Autobiographical Memory: Individual Differences and Assessment of the Subjective State of Mental Time Travel
Brian Levine
University of Toronto
Autobiographical memory concerns memory for facts and events about one’s own life. Patient research has demonstrated that damage to the brain’s medial temporal lobe systems can selectively affect event memory, particularly the subjective re-experiencing or “mental time travel” to past events. More recently, we have studied individual differences in autobiographical memory (i.e., trait mnemonics) among healthy adults. These differences are defined at their extremes by those with highly superior autobiographical memory (HSAM), who can recall copious details from past experiences (even everyday ones) and those with severely deficient autobiographical memory (SDAM) who lack detailed recollection of even significant life events. We propose that HSAM/SDAM reflect developmental syndromes akin to developmental topographical disorientation, face blindness, synesthesia, and the closely related condition, aphantasia.
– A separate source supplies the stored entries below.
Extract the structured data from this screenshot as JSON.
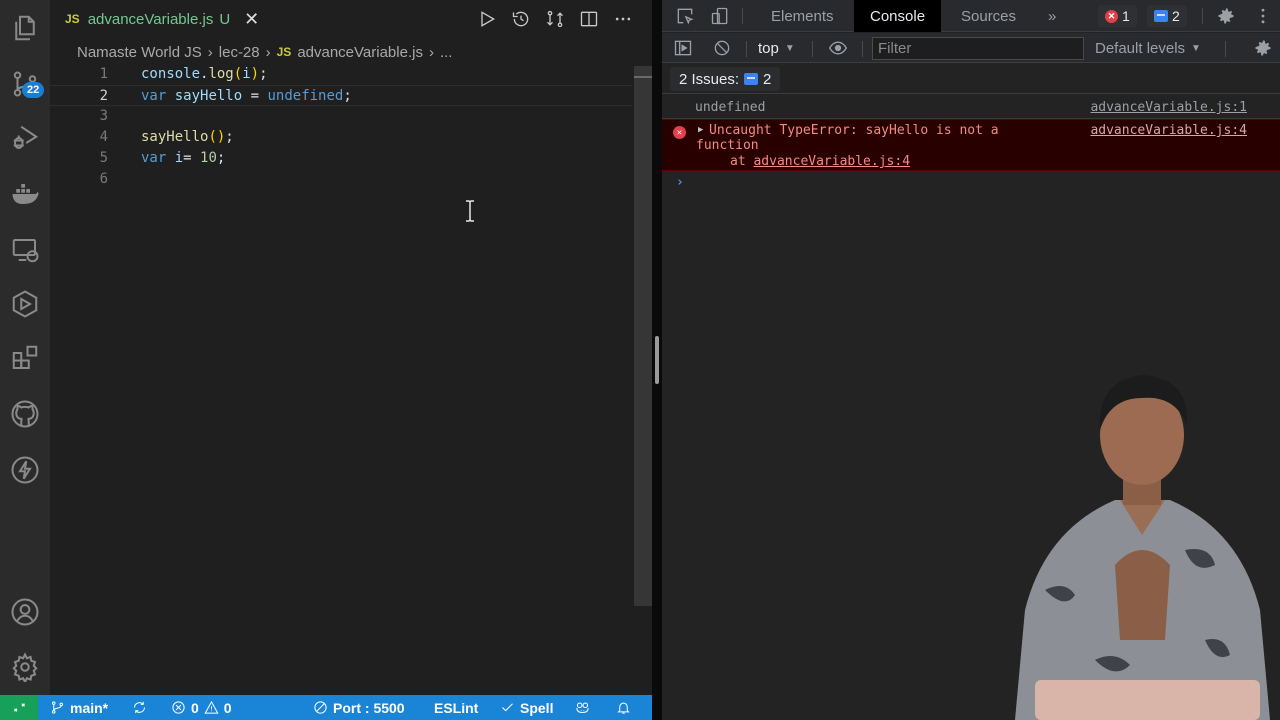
{
  "vscode": {
    "activity_bar": {
      "items": [
        {
          "name": "explorer",
          "icon": "files-icon"
        },
        {
          "name": "source-control",
          "icon": "source-control-icon",
          "badge": "22"
        },
        {
          "name": "run-debug",
          "icon": "run-debug-icon"
        },
        {
          "name": "docker",
          "icon": "docker-icon"
        },
        {
          "name": "remote-explorer",
          "icon": "remote-explorer-icon"
        },
        {
          "name": "extension-play",
          "icon": "hexagon-play-icon"
        },
        {
          "name": "extensions",
          "icon": "extensions-icon"
        },
        {
          "name": "github",
          "icon": "github-icon"
        },
        {
          "name": "thunder-client",
          "icon": "lightning-icon"
        }
      ],
      "bottom_items": [
        {
          "name": "accounts",
          "icon": "account-icon"
        },
        {
          "name": "manage",
          "icon": "gear-icon"
        }
      ]
    },
    "tab": {
      "lang_badge": "JS",
      "filename": "advanceVariable.js",
      "status": "U"
    },
    "breadcrumb": {
      "items": [
        "Namaste World JS",
        "lec-28",
        "advanceVariable.js",
        "..."
      ],
      "file_badge": "JS"
    },
    "code_lines": [
      {
        "num": "1",
        "text": "console.log(i);"
      },
      {
        "num": "2",
        "text": "var sayHello = undefined;"
      },
      {
        "num": "3",
        "text": ""
      },
      {
        "num": "4",
        "text": "sayHello();"
      },
      {
        "num": "5",
        "text": "var i= 10;"
      },
      {
        "num": "6",
        "text": ""
      }
    ],
    "active_line": 2,
    "status_bar": {
      "branch": "main*",
      "errors": "0",
      "warnings": "0",
      "port": "Port : 5500",
      "eslint": "ESLint",
      "spell": "Spell"
    }
  },
  "devtools": {
    "tabs": [
      "Elements",
      "Console",
      "Sources"
    ],
    "active_tab": "Console",
    "more_tabs": "»",
    "error_count": "1",
    "message_count": "2",
    "context": "top",
    "filter_placeholder": "Filter",
    "levels": "Default levels",
    "issues_label": "2 Issues:",
    "issues_count": "2",
    "console": {
      "log": {
        "text": "undefined",
        "source": "advanceVariable.js:1"
      },
      "error": {
        "line1": "Uncaught TypeError: sayHello is not a",
        "line2": "function",
        "at_prefix": "at ",
        "at_link": "advanceVariable.js:4",
        "source": "advanceVariable.js:4"
      },
      "prompt": "›"
    }
  },
  "colors": {
    "status_bar": "#1a85d6",
    "remote_button": "#16a05a",
    "modified_file": "#73c991",
    "error_bg": "#290000",
    "error_text": "#f28b82"
  }
}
The subjective nature of mental time travel necessitates novel instrumentation that indirectly assesses this construct from different approaches. The Autobiographical Interview involves classifying details from transcribed verbal free recall with the assumption that “internal” (episodic) details reflect richness of re-experiencing, whereas “external” (non-episodic) details are inversely related to cognitive control over autobiographical retrieval. The Survey of Autobiographical Memory (SAM) is a self-report measure developed to assess trait mnemonics along the normal spectrum of remote episodic, semantic, and spatial memory abilities as well as future imagining. The staged event method creates a standardized but naturalistic event (e.g., a museum tour) that can be subjected to more traditional measures from the memory literature, such as recognition.
I will present data from each of these measures touching upon the effects of individual differences in trait mnemonics on occupation selection and cognitive aging, intrinsic medial temporal – cortical functional connectivity, and the fractionation of different measures of item and contextual recall in relation to sleep consolidation.